The Obama deficit commission has its first meeting next week. And when the panel  finally releases its report after the election, I am sure it will contain an unsurprising mix of tax increases and spending  cuts as a way of dealing with the deficit. But a new report from the  wealth management group at UBS  looking at public sector debt dismissed that policy prescription:

Although fiscal discipline is important, on its own it has rarely been enough to lower a country’s debt ratio. Fo example, since 1980 some 30 countries have undergone exercises in fiscal discipline and many of them have achieved significant reductions in their debt-to-GDP ratios.

However, the overall level of debt hardly ever diminished. At best, fiscal austerity helped to slow down the increase in debt, the actual reduction of the debt ratio was in practically all cases attributable to higher economic growth (often helped by falling interest rates and privatizations). Unfortunately, the growth outlook for the advanced economies is anything but encouraging over the medium to longer term, especially in comparison with the past two decades.

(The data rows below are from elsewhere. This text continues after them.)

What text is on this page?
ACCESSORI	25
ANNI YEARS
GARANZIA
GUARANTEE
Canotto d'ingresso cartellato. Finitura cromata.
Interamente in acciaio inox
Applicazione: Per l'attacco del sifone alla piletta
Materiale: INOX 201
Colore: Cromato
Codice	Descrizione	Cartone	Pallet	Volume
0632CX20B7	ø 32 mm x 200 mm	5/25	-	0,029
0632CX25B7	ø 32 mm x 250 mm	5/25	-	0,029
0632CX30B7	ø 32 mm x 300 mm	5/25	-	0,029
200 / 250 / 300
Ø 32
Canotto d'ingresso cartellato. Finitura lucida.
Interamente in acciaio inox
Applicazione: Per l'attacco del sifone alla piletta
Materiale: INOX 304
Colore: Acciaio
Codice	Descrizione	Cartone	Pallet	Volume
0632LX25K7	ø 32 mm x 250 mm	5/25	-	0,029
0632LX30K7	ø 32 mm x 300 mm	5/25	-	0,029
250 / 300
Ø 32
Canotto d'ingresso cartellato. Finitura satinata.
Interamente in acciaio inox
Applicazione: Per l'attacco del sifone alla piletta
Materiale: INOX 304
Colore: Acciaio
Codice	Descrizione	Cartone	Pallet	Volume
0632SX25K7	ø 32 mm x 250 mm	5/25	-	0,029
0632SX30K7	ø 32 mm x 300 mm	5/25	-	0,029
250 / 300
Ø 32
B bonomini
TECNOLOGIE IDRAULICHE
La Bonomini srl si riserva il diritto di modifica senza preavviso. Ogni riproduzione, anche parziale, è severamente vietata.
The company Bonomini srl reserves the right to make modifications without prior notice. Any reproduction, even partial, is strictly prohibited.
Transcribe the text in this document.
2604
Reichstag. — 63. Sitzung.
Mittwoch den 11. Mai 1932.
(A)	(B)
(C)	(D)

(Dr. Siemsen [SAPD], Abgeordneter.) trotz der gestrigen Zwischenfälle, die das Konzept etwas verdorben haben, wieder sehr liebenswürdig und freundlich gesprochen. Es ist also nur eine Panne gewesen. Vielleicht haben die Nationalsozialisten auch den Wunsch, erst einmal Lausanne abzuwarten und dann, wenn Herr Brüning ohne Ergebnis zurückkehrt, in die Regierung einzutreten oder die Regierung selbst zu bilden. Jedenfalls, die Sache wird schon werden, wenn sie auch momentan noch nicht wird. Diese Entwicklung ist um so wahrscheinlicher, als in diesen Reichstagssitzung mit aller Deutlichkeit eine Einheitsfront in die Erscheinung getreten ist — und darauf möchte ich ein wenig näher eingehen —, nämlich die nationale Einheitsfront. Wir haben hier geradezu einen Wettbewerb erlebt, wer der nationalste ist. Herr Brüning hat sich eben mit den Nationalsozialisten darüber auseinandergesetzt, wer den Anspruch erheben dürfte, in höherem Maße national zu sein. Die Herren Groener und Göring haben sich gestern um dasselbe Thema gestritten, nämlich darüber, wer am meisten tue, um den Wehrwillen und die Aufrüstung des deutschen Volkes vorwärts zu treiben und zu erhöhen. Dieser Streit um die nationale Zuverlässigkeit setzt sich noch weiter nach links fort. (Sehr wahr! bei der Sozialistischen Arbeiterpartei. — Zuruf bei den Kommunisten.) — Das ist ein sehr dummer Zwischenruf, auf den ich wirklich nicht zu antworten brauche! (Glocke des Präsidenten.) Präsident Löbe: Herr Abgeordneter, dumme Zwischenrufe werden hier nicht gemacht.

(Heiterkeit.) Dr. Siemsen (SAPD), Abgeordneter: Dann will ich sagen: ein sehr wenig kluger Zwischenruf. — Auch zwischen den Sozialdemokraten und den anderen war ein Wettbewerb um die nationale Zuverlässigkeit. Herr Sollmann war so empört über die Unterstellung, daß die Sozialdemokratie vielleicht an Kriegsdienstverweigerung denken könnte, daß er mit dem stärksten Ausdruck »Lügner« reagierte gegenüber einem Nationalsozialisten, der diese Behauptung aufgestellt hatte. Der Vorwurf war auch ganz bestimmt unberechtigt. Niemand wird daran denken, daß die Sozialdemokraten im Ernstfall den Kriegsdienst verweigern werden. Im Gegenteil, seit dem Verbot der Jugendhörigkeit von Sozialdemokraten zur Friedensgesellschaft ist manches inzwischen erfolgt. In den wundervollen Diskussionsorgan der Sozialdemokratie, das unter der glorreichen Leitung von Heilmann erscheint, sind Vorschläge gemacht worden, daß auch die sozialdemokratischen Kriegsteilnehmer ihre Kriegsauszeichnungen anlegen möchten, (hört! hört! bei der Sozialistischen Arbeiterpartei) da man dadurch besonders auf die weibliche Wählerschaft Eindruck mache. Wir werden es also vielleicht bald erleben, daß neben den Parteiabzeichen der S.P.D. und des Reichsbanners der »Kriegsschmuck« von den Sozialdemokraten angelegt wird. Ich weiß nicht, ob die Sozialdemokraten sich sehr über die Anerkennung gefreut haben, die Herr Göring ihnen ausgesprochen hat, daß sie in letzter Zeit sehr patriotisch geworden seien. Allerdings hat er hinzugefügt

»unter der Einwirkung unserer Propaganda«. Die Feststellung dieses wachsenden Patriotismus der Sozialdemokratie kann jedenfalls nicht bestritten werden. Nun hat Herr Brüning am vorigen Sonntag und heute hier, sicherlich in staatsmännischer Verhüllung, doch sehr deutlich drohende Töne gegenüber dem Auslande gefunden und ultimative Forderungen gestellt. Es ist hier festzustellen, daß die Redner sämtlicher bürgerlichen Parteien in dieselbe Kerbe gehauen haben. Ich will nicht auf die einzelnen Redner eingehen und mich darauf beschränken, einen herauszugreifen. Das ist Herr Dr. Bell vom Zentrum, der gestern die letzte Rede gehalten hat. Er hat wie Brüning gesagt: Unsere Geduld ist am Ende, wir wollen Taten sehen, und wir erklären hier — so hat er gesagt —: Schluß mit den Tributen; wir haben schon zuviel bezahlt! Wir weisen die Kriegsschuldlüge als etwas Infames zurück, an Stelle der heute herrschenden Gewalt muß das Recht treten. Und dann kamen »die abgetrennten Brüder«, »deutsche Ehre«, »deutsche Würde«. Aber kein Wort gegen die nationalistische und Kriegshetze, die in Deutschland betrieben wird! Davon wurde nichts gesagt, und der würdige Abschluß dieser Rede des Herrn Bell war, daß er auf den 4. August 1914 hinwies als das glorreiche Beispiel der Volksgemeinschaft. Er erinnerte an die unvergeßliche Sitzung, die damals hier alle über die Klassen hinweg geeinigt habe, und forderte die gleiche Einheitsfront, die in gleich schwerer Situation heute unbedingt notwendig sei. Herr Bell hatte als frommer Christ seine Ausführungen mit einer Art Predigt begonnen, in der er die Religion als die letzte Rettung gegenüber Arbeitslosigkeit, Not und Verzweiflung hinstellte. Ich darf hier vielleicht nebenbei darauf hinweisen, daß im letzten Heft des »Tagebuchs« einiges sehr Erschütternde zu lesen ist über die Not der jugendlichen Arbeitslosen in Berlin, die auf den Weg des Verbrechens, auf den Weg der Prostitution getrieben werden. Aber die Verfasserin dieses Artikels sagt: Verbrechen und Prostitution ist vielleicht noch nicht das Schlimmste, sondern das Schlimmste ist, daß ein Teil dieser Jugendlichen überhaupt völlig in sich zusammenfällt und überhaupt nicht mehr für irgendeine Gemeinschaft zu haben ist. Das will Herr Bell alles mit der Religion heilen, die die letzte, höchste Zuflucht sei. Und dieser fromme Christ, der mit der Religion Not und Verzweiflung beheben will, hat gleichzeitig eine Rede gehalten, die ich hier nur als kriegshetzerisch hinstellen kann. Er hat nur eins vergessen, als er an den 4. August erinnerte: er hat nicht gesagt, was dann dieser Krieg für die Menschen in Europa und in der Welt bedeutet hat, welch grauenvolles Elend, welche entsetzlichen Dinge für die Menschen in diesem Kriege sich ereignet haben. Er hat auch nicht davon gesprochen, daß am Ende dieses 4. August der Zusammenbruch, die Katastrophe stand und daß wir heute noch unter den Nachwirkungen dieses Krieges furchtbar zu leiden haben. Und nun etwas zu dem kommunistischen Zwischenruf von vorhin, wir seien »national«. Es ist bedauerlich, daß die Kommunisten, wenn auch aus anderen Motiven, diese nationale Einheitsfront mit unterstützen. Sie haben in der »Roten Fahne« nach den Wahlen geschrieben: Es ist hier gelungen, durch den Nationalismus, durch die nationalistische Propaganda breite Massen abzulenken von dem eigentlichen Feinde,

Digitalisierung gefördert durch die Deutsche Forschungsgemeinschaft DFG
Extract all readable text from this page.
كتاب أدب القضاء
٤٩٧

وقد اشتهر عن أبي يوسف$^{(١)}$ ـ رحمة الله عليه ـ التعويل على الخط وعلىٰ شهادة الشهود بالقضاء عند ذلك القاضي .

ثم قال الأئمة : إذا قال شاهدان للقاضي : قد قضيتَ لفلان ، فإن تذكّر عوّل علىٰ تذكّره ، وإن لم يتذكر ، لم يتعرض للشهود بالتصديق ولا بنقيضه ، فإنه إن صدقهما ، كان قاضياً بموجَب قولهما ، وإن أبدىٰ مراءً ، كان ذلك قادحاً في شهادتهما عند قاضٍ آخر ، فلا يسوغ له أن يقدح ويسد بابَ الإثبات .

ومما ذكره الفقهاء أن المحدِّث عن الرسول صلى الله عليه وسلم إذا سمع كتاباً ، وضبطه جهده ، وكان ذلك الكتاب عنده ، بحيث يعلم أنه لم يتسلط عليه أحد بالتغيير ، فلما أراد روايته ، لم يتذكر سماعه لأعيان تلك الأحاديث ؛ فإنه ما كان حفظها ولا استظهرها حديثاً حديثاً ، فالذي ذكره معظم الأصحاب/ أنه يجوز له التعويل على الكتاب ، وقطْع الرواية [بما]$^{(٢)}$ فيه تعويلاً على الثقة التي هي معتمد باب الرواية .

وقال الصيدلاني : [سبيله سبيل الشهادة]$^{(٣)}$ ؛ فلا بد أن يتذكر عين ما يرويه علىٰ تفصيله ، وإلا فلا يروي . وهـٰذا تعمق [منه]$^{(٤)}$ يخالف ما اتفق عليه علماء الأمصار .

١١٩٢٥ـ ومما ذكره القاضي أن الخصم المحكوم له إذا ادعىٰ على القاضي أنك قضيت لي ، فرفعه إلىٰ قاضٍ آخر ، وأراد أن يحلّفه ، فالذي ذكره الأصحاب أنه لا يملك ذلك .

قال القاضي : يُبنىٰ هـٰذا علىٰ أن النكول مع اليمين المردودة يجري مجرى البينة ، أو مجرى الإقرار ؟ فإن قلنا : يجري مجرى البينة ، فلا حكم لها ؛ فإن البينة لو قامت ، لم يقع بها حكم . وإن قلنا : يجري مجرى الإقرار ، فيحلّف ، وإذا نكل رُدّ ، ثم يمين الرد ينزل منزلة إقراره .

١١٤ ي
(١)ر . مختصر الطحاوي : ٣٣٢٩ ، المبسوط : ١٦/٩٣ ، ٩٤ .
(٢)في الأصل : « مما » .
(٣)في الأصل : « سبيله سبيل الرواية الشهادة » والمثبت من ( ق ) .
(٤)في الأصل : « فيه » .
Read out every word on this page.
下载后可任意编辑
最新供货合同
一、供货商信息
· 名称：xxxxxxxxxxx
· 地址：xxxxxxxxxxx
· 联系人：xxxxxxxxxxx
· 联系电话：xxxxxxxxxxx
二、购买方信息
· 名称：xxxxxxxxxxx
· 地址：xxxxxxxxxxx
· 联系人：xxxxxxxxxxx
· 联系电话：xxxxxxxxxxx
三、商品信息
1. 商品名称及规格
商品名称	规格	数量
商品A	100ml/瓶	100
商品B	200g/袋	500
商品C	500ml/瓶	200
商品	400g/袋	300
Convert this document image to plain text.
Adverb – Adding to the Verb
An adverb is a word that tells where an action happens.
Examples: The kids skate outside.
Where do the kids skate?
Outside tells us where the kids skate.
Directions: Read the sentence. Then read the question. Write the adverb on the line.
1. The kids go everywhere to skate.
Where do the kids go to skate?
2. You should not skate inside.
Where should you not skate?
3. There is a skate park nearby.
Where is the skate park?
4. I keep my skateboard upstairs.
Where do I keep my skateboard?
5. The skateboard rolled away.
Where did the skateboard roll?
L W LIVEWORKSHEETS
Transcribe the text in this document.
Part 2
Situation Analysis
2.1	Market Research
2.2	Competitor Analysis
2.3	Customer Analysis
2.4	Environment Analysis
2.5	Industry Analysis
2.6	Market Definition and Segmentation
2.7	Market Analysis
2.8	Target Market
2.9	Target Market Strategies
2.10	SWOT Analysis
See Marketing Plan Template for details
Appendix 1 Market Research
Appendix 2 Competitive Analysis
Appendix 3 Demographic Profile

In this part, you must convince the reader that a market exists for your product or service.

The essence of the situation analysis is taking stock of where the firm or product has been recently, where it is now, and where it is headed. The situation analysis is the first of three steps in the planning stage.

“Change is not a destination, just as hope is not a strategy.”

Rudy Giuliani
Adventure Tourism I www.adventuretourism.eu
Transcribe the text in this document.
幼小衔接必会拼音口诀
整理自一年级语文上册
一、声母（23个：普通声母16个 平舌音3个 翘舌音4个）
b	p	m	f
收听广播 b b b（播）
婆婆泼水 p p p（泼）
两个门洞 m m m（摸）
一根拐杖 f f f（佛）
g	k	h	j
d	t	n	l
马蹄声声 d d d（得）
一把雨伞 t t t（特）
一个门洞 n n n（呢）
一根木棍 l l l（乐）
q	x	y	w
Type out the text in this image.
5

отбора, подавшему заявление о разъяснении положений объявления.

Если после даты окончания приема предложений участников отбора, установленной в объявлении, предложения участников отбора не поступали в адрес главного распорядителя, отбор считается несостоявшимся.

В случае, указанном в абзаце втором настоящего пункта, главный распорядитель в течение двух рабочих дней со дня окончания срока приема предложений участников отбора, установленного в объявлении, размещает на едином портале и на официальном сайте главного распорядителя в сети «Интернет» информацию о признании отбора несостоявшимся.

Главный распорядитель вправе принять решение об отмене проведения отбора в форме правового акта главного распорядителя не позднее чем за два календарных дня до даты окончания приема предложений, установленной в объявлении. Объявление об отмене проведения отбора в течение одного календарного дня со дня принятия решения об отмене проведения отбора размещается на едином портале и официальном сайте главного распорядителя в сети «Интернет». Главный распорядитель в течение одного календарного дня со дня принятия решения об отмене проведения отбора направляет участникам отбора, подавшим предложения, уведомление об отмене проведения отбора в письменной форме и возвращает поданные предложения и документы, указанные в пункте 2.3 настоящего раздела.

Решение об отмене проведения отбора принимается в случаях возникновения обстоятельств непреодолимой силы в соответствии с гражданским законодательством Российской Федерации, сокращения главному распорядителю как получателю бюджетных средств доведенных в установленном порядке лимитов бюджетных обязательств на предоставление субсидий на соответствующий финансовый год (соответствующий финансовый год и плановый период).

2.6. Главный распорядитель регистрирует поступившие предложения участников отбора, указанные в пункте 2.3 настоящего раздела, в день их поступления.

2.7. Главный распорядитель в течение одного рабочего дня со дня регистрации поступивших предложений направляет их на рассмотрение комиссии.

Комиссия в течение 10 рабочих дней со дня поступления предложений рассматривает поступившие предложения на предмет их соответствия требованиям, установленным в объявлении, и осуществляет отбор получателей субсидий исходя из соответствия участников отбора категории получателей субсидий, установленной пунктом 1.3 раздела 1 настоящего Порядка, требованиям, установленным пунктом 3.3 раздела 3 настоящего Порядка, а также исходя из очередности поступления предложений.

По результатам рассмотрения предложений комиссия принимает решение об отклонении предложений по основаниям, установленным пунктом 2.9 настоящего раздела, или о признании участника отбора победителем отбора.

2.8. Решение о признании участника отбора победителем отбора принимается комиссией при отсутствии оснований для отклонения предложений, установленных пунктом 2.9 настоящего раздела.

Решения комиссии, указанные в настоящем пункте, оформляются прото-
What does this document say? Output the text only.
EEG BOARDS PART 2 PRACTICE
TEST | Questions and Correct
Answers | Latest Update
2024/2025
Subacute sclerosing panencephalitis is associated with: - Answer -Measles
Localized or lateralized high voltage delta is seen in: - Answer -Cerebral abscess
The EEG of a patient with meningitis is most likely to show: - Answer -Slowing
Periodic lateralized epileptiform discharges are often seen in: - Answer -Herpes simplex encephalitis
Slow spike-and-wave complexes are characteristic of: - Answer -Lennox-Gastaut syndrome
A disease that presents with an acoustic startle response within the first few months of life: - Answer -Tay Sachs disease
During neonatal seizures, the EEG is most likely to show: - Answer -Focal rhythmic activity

Now the UBS piece argues that the US will try to inflate its way out of its debt problems. Yet I think the report too easily dismisses the prospect for faster-than-expected economic growth. Remember that all those scary CBO deficit forecasts assume long-term growth of around 2 percent, less than two-thirds its historical average. That ability to generate high growth (or hinder it) is the lens though which every new government policy needs to be examined.